Die Klägerin und Revisionsklägerin (Klägerin) erhielt für ihre im Januar 1988 geborene Tochter (T) Kindergeld. Im August 2003 zog T zu ihrem Vater, dem geschiedenen Ehemann der Klägerin (Beigeladener). Im Januar 2004 kehrte sie in den Haushalt der Klägerin zurück.

Im Februar 2004 hob die Beklagte und Revisionsbeklagte (Familienkasse) die Kindergeldfestsetzung für den Zeitraum von September 2003 bis Januar 2004 auf. Der Einspruch der Klägerin hatte keinen Erfolg.

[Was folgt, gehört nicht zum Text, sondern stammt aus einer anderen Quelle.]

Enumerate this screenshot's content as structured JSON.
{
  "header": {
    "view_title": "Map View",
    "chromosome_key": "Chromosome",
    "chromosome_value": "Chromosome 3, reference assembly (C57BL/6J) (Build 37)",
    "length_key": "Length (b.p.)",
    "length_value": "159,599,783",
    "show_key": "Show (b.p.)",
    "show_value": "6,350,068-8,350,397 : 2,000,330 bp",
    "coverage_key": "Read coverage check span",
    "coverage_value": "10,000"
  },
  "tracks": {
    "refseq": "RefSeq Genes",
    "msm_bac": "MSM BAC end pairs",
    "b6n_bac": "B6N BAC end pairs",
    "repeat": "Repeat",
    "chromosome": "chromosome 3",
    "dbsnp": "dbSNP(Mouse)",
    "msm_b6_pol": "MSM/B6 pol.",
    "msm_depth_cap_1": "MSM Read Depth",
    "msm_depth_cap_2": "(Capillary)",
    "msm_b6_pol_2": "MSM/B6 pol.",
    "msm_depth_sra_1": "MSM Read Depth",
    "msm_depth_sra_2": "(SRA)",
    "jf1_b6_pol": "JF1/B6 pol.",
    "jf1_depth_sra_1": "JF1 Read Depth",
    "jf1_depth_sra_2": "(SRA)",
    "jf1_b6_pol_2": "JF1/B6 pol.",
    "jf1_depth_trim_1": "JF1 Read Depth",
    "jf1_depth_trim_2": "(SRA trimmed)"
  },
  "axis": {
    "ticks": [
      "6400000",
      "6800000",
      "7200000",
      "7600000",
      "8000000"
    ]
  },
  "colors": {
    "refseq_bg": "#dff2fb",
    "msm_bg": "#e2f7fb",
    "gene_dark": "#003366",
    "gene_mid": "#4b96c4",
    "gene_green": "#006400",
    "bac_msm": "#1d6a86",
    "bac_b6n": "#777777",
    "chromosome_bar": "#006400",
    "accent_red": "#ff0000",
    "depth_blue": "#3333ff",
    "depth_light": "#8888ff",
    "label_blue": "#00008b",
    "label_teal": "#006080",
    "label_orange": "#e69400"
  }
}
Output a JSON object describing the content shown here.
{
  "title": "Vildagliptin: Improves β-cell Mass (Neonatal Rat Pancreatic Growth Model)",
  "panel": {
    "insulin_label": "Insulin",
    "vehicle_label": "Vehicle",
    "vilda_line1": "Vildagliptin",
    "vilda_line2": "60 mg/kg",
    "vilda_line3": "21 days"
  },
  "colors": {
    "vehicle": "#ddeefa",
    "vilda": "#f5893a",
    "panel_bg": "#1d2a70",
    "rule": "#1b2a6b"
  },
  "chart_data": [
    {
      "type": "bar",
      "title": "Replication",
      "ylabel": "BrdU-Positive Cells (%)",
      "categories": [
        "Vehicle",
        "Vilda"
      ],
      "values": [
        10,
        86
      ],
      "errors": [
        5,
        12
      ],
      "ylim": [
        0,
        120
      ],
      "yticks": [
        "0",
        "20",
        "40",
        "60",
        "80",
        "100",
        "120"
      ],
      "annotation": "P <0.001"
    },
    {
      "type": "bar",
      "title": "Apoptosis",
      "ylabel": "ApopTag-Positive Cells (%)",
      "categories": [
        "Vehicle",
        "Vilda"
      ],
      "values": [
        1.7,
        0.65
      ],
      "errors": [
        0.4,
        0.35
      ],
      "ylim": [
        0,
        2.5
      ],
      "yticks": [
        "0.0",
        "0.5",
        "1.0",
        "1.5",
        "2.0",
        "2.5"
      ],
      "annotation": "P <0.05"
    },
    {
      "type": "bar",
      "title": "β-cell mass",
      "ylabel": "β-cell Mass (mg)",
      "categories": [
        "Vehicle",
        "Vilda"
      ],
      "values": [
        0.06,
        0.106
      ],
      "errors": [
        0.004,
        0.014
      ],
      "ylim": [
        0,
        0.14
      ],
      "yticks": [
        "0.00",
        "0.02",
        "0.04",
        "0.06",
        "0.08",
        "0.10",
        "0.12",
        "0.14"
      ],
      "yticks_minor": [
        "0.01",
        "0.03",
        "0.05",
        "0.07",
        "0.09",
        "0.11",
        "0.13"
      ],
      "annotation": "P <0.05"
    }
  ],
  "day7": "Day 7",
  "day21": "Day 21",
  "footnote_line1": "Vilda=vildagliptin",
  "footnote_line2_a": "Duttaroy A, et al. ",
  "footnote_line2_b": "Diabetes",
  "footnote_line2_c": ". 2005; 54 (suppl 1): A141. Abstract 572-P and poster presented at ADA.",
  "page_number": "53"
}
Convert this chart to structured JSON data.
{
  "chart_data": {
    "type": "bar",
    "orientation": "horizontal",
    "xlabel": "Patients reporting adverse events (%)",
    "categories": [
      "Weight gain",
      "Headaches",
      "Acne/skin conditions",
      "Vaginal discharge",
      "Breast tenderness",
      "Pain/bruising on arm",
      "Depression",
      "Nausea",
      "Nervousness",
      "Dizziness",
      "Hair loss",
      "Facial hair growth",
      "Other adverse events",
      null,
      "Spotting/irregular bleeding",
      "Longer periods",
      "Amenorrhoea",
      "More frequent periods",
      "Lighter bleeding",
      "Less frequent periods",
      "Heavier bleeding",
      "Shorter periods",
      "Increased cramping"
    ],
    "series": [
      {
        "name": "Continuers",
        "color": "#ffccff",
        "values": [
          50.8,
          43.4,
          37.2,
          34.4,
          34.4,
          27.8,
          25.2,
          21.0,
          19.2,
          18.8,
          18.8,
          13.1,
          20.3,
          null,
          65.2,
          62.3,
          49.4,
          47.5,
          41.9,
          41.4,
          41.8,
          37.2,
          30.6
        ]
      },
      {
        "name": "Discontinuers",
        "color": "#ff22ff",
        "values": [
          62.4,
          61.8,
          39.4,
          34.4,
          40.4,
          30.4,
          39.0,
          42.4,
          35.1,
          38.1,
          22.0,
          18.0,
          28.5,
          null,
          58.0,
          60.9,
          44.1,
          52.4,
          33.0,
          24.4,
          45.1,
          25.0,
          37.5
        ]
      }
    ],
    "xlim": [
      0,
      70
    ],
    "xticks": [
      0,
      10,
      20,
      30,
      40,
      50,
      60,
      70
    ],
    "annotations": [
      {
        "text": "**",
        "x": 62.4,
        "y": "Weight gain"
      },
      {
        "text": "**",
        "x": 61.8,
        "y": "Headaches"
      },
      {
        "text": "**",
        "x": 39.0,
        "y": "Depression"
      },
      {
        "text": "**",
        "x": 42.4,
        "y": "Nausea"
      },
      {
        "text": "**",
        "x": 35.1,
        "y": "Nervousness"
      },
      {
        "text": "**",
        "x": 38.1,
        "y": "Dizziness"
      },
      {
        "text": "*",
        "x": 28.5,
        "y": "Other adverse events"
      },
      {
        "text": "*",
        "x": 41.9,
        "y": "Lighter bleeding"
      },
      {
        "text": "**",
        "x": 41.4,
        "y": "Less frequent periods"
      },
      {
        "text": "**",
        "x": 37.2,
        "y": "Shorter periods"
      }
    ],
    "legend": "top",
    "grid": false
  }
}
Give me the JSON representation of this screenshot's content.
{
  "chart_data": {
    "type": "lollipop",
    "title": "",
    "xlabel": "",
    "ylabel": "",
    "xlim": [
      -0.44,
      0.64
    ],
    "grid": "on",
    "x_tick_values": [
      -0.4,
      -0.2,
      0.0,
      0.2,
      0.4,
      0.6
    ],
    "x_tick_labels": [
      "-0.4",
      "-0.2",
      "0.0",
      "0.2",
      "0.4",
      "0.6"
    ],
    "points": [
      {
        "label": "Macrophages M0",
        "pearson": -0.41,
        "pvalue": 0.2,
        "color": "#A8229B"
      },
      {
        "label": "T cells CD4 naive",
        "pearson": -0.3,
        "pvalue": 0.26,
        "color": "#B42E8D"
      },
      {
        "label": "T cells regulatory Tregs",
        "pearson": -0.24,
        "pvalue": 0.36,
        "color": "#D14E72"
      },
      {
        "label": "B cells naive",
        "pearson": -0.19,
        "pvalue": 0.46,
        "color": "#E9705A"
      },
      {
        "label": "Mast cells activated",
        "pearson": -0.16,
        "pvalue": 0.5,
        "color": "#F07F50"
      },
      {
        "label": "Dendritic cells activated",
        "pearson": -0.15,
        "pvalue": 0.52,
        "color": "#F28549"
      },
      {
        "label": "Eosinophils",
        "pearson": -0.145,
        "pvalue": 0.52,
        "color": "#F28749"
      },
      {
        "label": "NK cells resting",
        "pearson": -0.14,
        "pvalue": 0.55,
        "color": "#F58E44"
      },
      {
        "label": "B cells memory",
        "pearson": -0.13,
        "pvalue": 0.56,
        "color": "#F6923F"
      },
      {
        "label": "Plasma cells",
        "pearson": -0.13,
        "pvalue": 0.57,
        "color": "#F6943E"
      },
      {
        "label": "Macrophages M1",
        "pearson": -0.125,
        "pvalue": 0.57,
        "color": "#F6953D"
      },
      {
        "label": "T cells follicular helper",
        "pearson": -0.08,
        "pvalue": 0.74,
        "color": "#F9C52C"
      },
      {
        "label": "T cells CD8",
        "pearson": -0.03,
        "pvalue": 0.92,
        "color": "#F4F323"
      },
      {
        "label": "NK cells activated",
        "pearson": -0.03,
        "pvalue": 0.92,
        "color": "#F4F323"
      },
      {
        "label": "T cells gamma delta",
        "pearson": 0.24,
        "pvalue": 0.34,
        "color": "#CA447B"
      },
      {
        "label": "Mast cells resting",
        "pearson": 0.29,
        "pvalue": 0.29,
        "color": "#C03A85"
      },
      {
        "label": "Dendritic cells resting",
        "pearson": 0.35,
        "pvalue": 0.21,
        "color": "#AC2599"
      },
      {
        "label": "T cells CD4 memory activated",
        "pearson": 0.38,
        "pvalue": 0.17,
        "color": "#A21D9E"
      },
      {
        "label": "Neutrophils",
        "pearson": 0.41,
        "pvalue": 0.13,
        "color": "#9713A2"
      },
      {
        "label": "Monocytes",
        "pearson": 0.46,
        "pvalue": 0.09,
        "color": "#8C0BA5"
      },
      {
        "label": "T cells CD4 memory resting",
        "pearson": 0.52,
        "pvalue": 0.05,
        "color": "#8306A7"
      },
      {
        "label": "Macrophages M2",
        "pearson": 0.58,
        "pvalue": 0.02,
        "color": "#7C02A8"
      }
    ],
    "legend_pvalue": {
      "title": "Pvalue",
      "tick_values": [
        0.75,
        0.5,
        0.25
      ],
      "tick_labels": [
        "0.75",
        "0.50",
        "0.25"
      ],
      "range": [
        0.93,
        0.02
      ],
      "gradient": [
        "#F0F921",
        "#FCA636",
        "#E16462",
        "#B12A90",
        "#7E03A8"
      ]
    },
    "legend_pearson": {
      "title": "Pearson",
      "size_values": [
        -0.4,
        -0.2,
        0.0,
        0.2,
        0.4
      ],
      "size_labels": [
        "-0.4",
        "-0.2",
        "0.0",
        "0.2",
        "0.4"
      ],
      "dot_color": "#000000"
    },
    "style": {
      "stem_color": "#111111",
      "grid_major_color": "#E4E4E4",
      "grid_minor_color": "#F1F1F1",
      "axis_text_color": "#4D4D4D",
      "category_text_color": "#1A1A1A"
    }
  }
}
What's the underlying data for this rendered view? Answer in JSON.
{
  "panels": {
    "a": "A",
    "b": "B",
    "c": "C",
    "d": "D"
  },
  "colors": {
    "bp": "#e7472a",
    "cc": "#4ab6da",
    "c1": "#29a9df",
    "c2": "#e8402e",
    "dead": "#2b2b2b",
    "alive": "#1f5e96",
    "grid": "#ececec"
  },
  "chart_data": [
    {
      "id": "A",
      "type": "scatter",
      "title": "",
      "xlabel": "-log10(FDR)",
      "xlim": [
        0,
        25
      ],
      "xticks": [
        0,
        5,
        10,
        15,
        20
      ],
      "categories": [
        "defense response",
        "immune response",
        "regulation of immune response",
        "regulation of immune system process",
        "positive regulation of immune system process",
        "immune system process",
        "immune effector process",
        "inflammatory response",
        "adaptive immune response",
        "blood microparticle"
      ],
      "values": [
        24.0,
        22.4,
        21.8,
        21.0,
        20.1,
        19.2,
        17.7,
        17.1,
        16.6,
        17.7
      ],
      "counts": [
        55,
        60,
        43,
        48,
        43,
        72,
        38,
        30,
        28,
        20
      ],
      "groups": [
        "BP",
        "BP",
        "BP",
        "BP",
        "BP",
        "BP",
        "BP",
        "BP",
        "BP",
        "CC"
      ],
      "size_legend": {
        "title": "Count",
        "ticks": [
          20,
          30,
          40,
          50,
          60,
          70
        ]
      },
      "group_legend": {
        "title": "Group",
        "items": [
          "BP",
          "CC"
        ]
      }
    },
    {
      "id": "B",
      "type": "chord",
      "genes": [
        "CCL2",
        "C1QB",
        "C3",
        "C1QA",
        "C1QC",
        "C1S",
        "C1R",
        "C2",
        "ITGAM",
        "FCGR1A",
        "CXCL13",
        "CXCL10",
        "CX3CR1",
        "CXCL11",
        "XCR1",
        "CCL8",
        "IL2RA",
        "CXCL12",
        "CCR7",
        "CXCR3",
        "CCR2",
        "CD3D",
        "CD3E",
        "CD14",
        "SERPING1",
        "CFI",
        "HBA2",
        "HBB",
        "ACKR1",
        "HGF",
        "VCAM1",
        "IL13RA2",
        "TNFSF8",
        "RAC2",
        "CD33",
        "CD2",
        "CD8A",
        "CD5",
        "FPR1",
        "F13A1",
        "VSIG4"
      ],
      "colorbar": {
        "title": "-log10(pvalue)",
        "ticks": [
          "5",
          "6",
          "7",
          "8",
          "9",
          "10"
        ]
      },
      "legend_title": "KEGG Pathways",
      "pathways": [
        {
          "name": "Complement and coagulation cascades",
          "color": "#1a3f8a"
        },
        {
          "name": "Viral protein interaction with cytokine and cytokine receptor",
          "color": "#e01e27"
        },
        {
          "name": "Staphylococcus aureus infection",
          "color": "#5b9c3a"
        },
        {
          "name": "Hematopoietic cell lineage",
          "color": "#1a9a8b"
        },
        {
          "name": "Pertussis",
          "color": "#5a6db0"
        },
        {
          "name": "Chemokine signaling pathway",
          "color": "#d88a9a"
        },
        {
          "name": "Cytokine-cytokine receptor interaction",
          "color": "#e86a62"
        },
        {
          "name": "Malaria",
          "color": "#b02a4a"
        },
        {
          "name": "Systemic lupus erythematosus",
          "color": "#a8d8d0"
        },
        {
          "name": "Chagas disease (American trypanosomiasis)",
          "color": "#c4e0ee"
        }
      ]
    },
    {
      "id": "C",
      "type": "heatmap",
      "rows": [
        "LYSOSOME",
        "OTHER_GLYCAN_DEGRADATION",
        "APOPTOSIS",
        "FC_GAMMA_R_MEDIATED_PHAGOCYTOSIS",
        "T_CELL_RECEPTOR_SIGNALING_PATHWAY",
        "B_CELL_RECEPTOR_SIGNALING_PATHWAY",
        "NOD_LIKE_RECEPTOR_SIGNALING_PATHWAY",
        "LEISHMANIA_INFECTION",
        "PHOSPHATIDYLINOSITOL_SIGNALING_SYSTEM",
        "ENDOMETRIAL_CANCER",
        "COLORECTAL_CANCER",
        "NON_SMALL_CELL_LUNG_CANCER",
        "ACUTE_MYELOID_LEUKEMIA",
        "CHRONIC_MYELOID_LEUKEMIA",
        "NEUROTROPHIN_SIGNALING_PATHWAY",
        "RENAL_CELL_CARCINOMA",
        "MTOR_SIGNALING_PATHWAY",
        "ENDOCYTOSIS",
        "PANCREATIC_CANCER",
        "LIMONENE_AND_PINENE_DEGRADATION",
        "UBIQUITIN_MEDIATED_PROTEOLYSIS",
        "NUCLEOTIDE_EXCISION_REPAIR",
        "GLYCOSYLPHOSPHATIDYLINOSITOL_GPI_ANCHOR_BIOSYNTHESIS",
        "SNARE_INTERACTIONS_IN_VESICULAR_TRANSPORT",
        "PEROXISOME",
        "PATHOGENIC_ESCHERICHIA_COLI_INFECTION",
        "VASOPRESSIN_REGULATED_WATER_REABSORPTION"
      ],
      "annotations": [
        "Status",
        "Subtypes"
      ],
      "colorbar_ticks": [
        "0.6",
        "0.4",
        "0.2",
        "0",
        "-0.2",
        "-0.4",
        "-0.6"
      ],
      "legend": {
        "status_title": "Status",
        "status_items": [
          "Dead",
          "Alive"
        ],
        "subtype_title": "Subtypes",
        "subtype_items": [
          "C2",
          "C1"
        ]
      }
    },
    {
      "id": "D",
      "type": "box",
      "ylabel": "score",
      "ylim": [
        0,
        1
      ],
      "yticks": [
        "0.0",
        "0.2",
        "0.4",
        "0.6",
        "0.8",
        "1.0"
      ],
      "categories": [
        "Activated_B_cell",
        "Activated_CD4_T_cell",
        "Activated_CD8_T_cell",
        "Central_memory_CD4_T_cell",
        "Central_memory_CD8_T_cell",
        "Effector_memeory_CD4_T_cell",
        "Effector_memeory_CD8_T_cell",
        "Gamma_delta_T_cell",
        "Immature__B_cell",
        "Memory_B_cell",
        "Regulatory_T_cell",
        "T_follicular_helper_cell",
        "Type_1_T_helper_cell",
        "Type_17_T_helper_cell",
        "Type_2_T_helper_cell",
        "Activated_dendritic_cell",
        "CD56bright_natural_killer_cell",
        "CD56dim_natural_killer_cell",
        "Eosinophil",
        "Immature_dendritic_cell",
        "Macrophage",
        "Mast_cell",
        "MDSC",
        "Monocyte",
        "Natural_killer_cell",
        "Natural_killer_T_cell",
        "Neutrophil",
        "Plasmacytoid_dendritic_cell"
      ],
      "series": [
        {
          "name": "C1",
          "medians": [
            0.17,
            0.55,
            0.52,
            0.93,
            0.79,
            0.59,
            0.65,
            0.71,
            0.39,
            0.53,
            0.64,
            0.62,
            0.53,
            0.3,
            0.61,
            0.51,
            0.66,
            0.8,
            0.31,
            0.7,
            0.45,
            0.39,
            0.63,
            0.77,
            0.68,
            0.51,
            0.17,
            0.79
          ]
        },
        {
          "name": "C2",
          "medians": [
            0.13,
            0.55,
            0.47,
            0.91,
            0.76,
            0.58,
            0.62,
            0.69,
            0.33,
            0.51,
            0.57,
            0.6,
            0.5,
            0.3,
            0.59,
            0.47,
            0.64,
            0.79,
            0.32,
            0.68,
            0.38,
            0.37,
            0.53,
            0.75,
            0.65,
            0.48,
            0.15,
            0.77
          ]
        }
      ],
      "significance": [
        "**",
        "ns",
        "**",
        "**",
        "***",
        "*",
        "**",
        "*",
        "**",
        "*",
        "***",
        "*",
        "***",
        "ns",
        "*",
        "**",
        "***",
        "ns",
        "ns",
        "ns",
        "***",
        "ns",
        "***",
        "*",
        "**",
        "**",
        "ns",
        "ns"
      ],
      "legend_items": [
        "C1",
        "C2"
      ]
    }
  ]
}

Das Finanzgericht (FG) wies die Klage durch Urteil vom 1. Dezember 2005 3 K 1715/04 Kg (Entscheidungen der Finanzgerichte 2007, 1176) ab.

Mit ihrer Revision rügt die Klägerin eine Verletzung materiellen Rechts. Das FG habe den Begriff der Haushaltsaufnahme i.S. des § 64 Abs. 2 Satz 1 des Einkommensteuergesetzes (EStG) verkannt. Wegen ihres alleinigen Sorgerechts sei durch das Überwechseln von T in den Haushalt des Beigeladenen, dem sie, die Klägerin, ausdrücklich widersprochen habe, ein einer Kindesentziehung vergleichbarer widerrechtlicher Zustand hergestellt worden, der auch durch den Willen der erst 15-jährigen T nicht habe legalisiert werden können. Bei Geltendmachung des Rückführungsanspruchs könne der andere Elternteil --wie der Kindesentzieher im Fall eines Kindesentzugs-- kein auf Dauer angelegtes Obhutsverhältnis zu dem Kind begründen. Eine gerichtliche Geltendmachung könne jedoch bei einem 15-jährigen Kind nicht verlangt werden.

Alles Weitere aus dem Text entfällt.